Inside, the smell of urine and feces was as strong as the blast of sound. Difficult to imagine such fierce emanations from such a small man. Fortunately, Dr. Malikudzu was quite accustomed to the reek of hominid effluvia. Coover had crawled back into a corner of the couch, and there he lay with his head thrown back, raging at the ceiling, only occasionally glancing down at the man who had come to share his cell. There was no more yellow gleam in the boy’s eyes; they seemed entirely burnt out.
“I know you’re in there,” Dr. Malikudzu said, not that the flesh-tag implicitly understood human speech. Still, there was a chance that it might have infiltrated the boy’s speech centers and joined forces with him. These were all things he had hoped to ascertain with human subjects.
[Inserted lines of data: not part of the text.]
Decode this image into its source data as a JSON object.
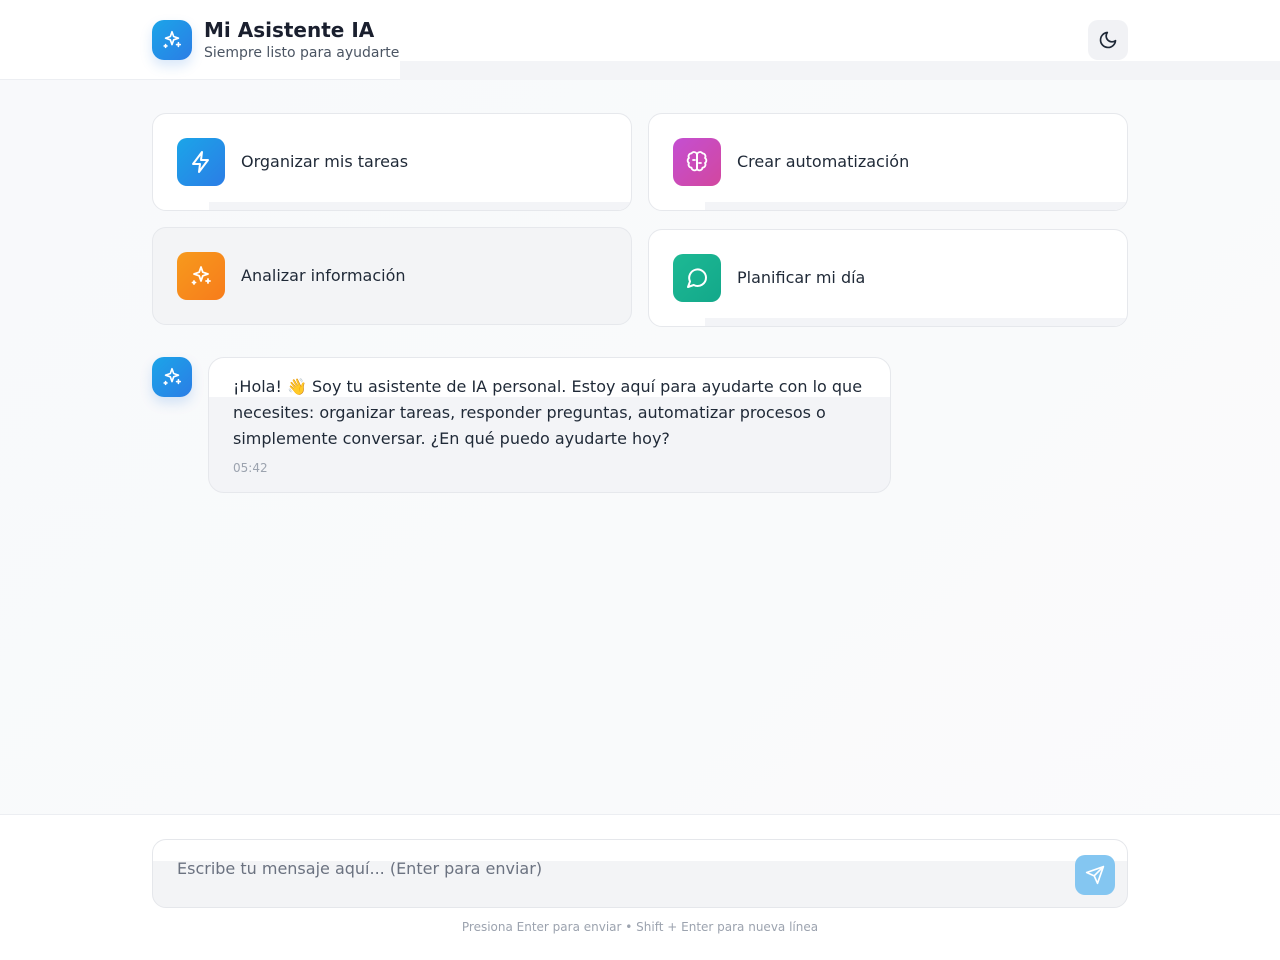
{
  "header": {
    "title": "Mi Asistente IA",
    "subtitle": "Siempre listo para ayudarte",
    "logo_icon": "sparkles-icon",
    "theme_toggle_icon": "moon-icon"
  },
  "quick_actions": [
    {
      "label": "Organizar mis tareas",
      "icon": "lightning-icon",
      "color": "#1f8fe6"
    },
    {
      "label": "Crear automatización",
      "icon": "brain-icon",
      "color": "#c64ed0"
    },
    {
      "label": "Analizar información",
      "icon": "sparkles-icon",
      "color": "#f7871b"
    },
    {
      "label": "Planificar mi día",
      "icon": "message-circle-icon",
      "color": "#18b48f"
    }
  ],
  "messages": [
    {
      "role": "assistant",
      "text": "¡Hola! 👋 Soy tu asistente de IA personal. Estoy aquí para ayudarte con lo que necesites: organizar tareas, responder preguntas, automatizar procesos o simplemente conversar. ¿En qué puedo ayudarte hoy?",
      "time": "05:42"
    }
  ],
  "composer": {
    "placeholder": "Escribe tu mensaje aquí... (Enter para enviar)",
    "value": "",
    "send_icon": "send-icon",
    "hint": "Presiona Enter para enviar • Shift + Enter para nueva línea"
  },
  "colors": {
    "accent": "#2b8fe6",
    "send_button": "#84c6f1"
  }
}
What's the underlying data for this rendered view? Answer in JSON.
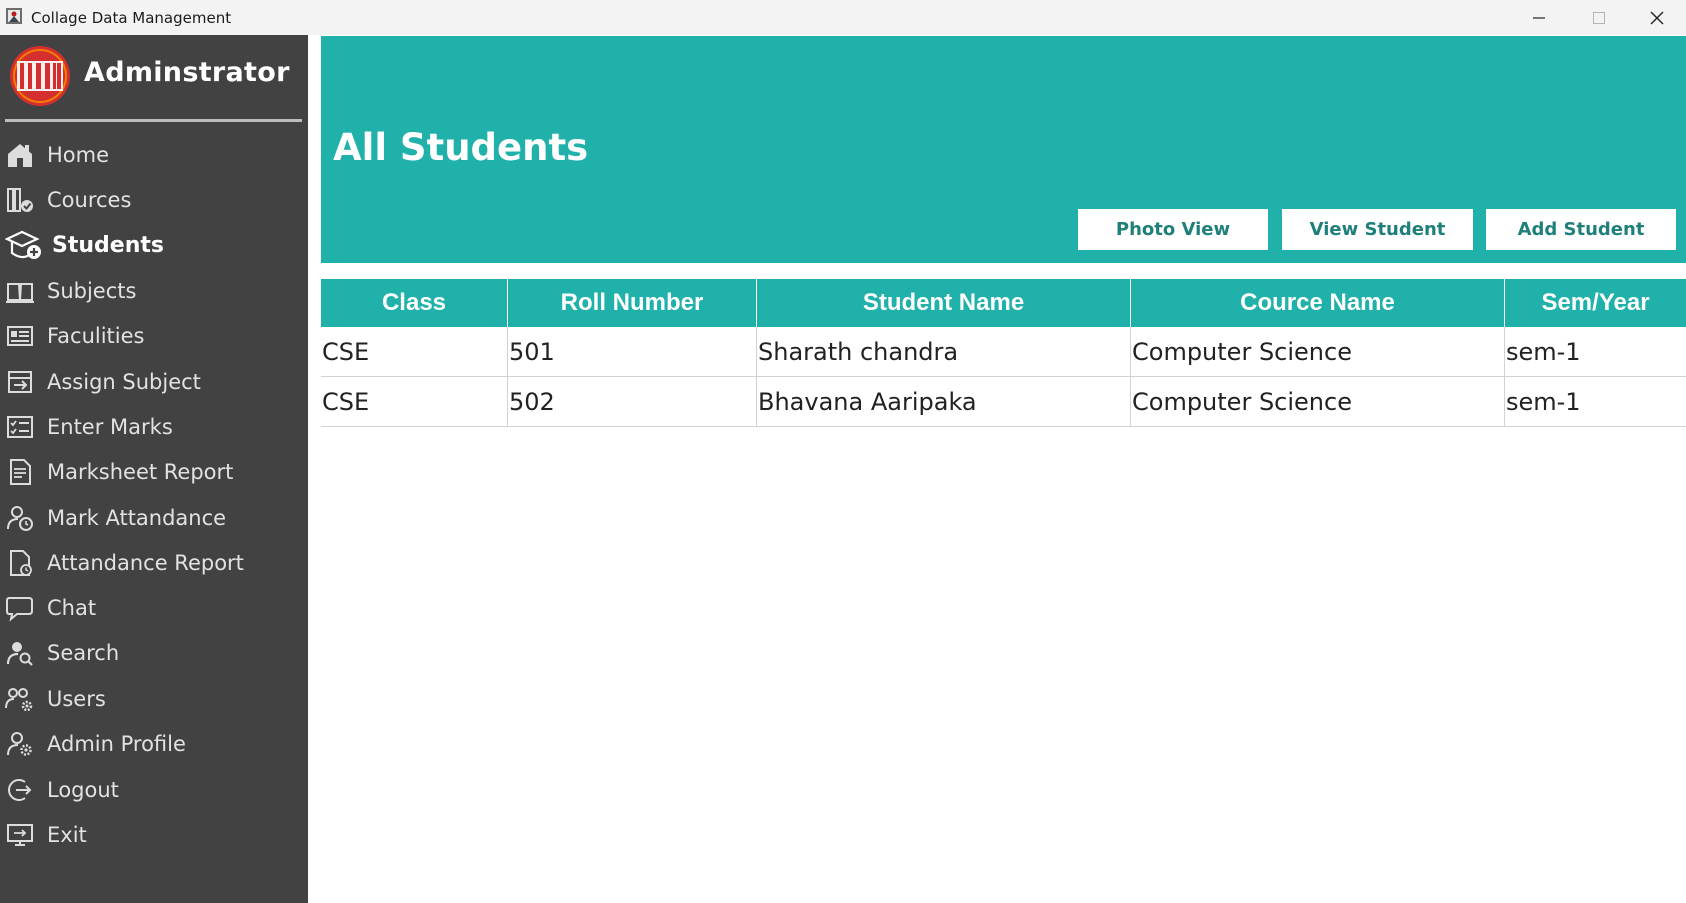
{
  "window": {
    "title": "Collage Data Management"
  },
  "sidebar": {
    "brand": "Adminstrator",
    "items": [
      {
        "label": "Home",
        "icon": "home-icon"
      },
      {
        "label": "Cources",
        "icon": "books-check-icon"
      },
      {
        "label": "Students",
        "icon": "graduate-add-icon",
        "active": true
      },
      {
        "label": "Subjects",
        "icon": "open-book-icon"
      },
      {
        "label": "Faculities",
        "icon": "id-card-icon"
      },
      {
        "label": "Assign Subject",
        "icon": "assign-icon"
      },
      {
        "label": "Enter Marks",
        "icon": "checklist-icon"
      },
      {
        "label": "Marksheet Report",
        "icon": "report-icon"
      },
      {
        "label": "Mark Attandance",
        "icon": "user-clock-icon"
      },
      {
        "label": "Attandance Report",
        "icon": "document-clock-icon"
      },
      {
        "label": "Chat",
        "icon": "chat-icon"
      },
      {
        "label": "Search",
        "icon": "user-search-icon"
      },
      {
        "label": "Users",
        "icon": "users-gear-icon"
      },
      {
        "label": "Admin Profile",
        "icon": "user-gear-icon"
      },
      {
        "label": "Logout",
        "icon": "logout-icon"
      },
      {
        "label": "Exit",
        "icon": "monitor-exit-icon"
      }
    ]
  },
  "header": {
    "title": "All Students",
    "buttons": {
      "photo_view": "Photo View",
      "view_student": "View Student",
      "add_student": "Add Student"
    }
  },
  "table": {
    "columns": [
      "Class",
      "Roll Number",
      "Student Name",
      "Cource Name",
      "Sem/Year"
    ],
    "rows": [
      [
        "CSE",
        "501",
        "Sharath chandra",
        "Computer Science",
        "sem-1"
      ],
      [
        "CSE",
        "502",
        "Bhavana Aaripaka",
        "Computer Science",
        "sem-1"
      ]
    ]
  },
  "colors": {
    "accent": "#20b2aa",
    "sidebar": "#424242",
    "logo_red": "#d32f2f"
  }
}
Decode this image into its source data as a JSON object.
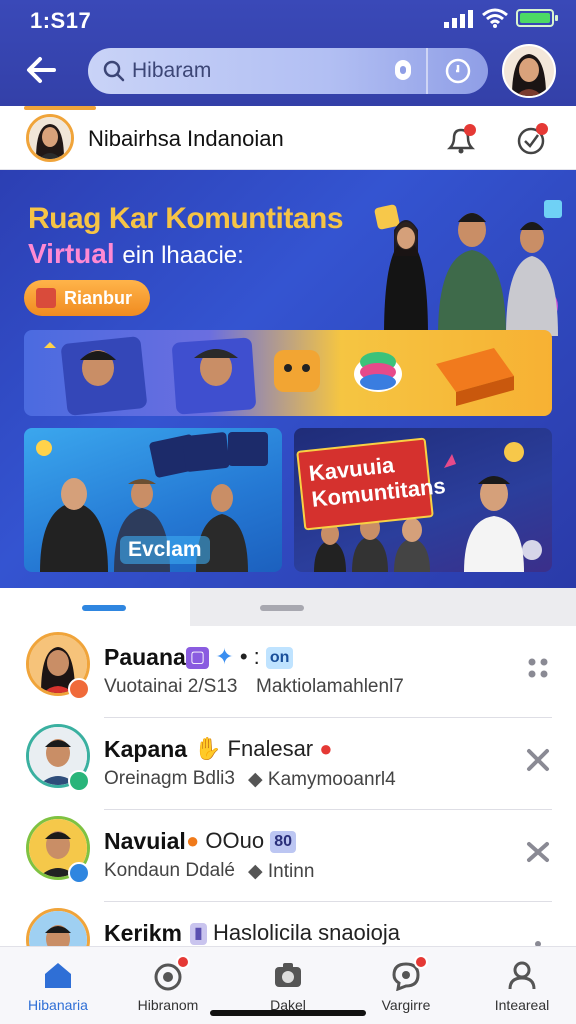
{
  "status_bar": {
    "time": "1:S17"
  },
  "header": {
    "search_text": "Hibaram",
    "avatar_icon": "user-avatar"
  },
  "community": {
    "title": "Nibairhsa Indanoian"
  },
  "banner": {
    "headline": "Ruag Kar Komuntitans",
    "subline_a": "Virtual",
    "subline_b": "ein lhaacie:",
    "cta_label": "Rianbur",
    "card3_label": "Evclam",
    "card4_label_1": "Kavuuia",
    "card4_label_2": "Komuntitans"
  },
  "feed": {
    "items": [
      {
        "name": "Pauana",
        "tail": "• :",
        "badge": "on",
        "meta_a": "Vuotainai 2/S13",
        "meta_b": "Maktiolamahlenl7",
        "badge_color": "orange"
      },
      {
        "name": "Kapana",
        "tail": "Fnalesar",
        "meta_a": "Oreinagm Bdli3",
        "meta_b": "Kamymooanrl4",
        "badge_color": "green"
      },
      {
        "name": "Navuial",
        "tail": "OOuo",
        "badge": "80",
        "meta_a": "Kondaun Ddalé",
        "meta_b": "Intinn",
        "badge_color": "blue"
      },
      {
        "name": "Kerikm",
        "tail": "Haslolicila snaoioja",
        "meta_a": "",
        "meta_b": "",
        "badge_color": "orange"
      }
    ]
  },
  "bottom_nav": {
    "items": [
      {
        "label": "Hibanaria",
        "icon": "home-icon"
      },
      {
        "label": "Hibranom",
        "icon": "activity-icon"
      },
      {
        "label": "Dakel",
        "icon": "camera-icon"
      },
      {
        "label": "Vargirre",
        "icon": "chat-icon"
      },
      {
        "label": "Inteareal",
        "icon": "profile-icon"
      }
    ]
  },
  "colors": {
    "header_bg": "#3a49b8",
    "accent": "#2f86e0",
    "highlight": "#f0a43a",
    "notification": "#e53935"
  }
}
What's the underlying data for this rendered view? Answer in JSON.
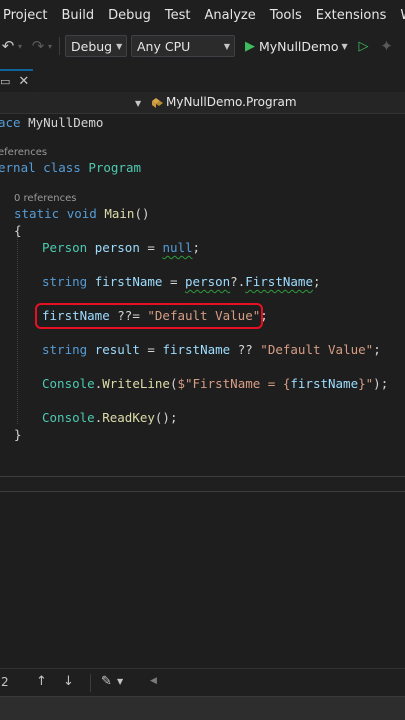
{
  "menu": [
    "Project",
    "Build",
    "Debug",
    "Test",
    "Analyze",
    "Tools",
    "Extensions",
    "Window"
  ],
  "toolbar": {
    "configuration": "Debug",
    "platform": "Any CPU",
    "run_target": "MyNullDemo"
  },
  "navbar": {
    "member": "MyNullDemo.Program"
  },
  "code": {
    "line_namespace_kw": "ace",
    "line_namespace_name": "MyNullDemo",
    "lens_class": "eferences",
    "line_class_kw": "ernal class",
    "line_class_name": "Program",
    "lens_main": "0 references",
    "main_static": "static",
    "main_void": "void",
    "main_name": "Main",
    "main_parens": "()",
    "open_brace": "{",
    "close_brace": "}",
    "person_type": "Person",
    "person_var": "person",
    "eq": "=",
    "null_kw": "null",
    "semi": ";",
    "string_kw": "string",
    "firstname_var": "firstName",
    "person_ref": "person",
    "cond_access": "?.",
    "firstname_prop": "FirstName",
    "coalesce_assign": "??=",
    "default_literal": "\"Default Value\"",
    "result_var": "result",
    "coalesce": "??",
    "console_type": "Console",
    "dot": ".",
    "writeline": "WriteLine",
    "paren_open": "(",
    "interp_string_a": "$\"FirstName = {",
    "interp_string_b": "}\"",
    "paren_close_semi": ");",
    "readkey": "ReadKey",
    "empty_parens_semi": "();"
  },
  "bottombar": {
    "line_number": "2"
  },
  "colors": {
    "highlight_border": "#e81123",
    "run_green": "#3dbd5e",
    "keyword_blue": "#569cd6",
    "type_teal": "#4ec9b0"
  }
}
He took a bottle of Puerto Rican rum from his pocket and held it up to young Coover’s face. The boy quieted instantly, staring into the depths of stasis fluid at the floating speck within, a bit of twisted flesh that resembled nothing so much as a kidney bean.
“Ah, recognition! I could inject you with this fluid, you know—a needle to the heart—and stop your thrashing about in this unfortunate lad. But then there would be an autopsy. There might be one anyway if you’re not careful to live. We must give you time yet to heal. The entry wounds must be painful, yes?” He got close enough to the boy to see blood inside his lips, but it was hard to tell if he’d done that by gnashing his teeth or whether it might have come up from his interior. “Do you know what you’ve got in there? Perhaps I should ask, do you know what you are?”
He was thrilled by the notion that he might actually be communicating with the flesh-tag for the first time. His simian models had been disappointing in this regard. In fact, in none of them had he seen such extreme reactions. As he’d always suspected, the human organism was the only one that would allow the tags to take their full effect. Which meant… the ends of his efforts might be in sight!
“You are a cancer,” he said. “A bit of self-consuming flesh. Or rather, that’s what you were until I got ahold of you. Now you’re something rather more special than that. In a sense, I am your father.”
The boy stared deep into his eyes, head jerking rapidly.
“Yes I am. You should be pleased that your sire is such a genius. It hasn’t been easy to pursue this work. I’ve had four separate rotating groups of graduate students working with me, all of them unaware of the other groups, all convinced—like my patrons—that they were working toward quite different ends. It’s been a jigsaw puzzle, you see, in which only I hold the key piece. I’ve had to invest a bit of unpaid time myself, but I don’t mind. The exposure to radiation, the messing about with chimerae, all part of the job. Do you remember, I tried sending you messages once before? I wrote amusing little codes into chromosomes and let them replicate within your genetic predecessor. I thought you might catch on and reply in kind. Perhaps you’re not that intelligent. Perhaps you’re nothing more than a malignant worm after all.”
The boy kept nodding, a slather of blood on his chin. Suddenly his eyes rolled back and he slumped in a faint, relaxing the rest of his bodily control. The smell worsened only slightly. Dr. Malikudzu backed away, uncapping the rum and dribbling a bit of stasis fluid over the couch—where it could hardly be distinguished from the rest of the slime—while he shook the tiny tag into the palm of his hand. He pinched it by one end and dropped it into the boy’s yawning mouth.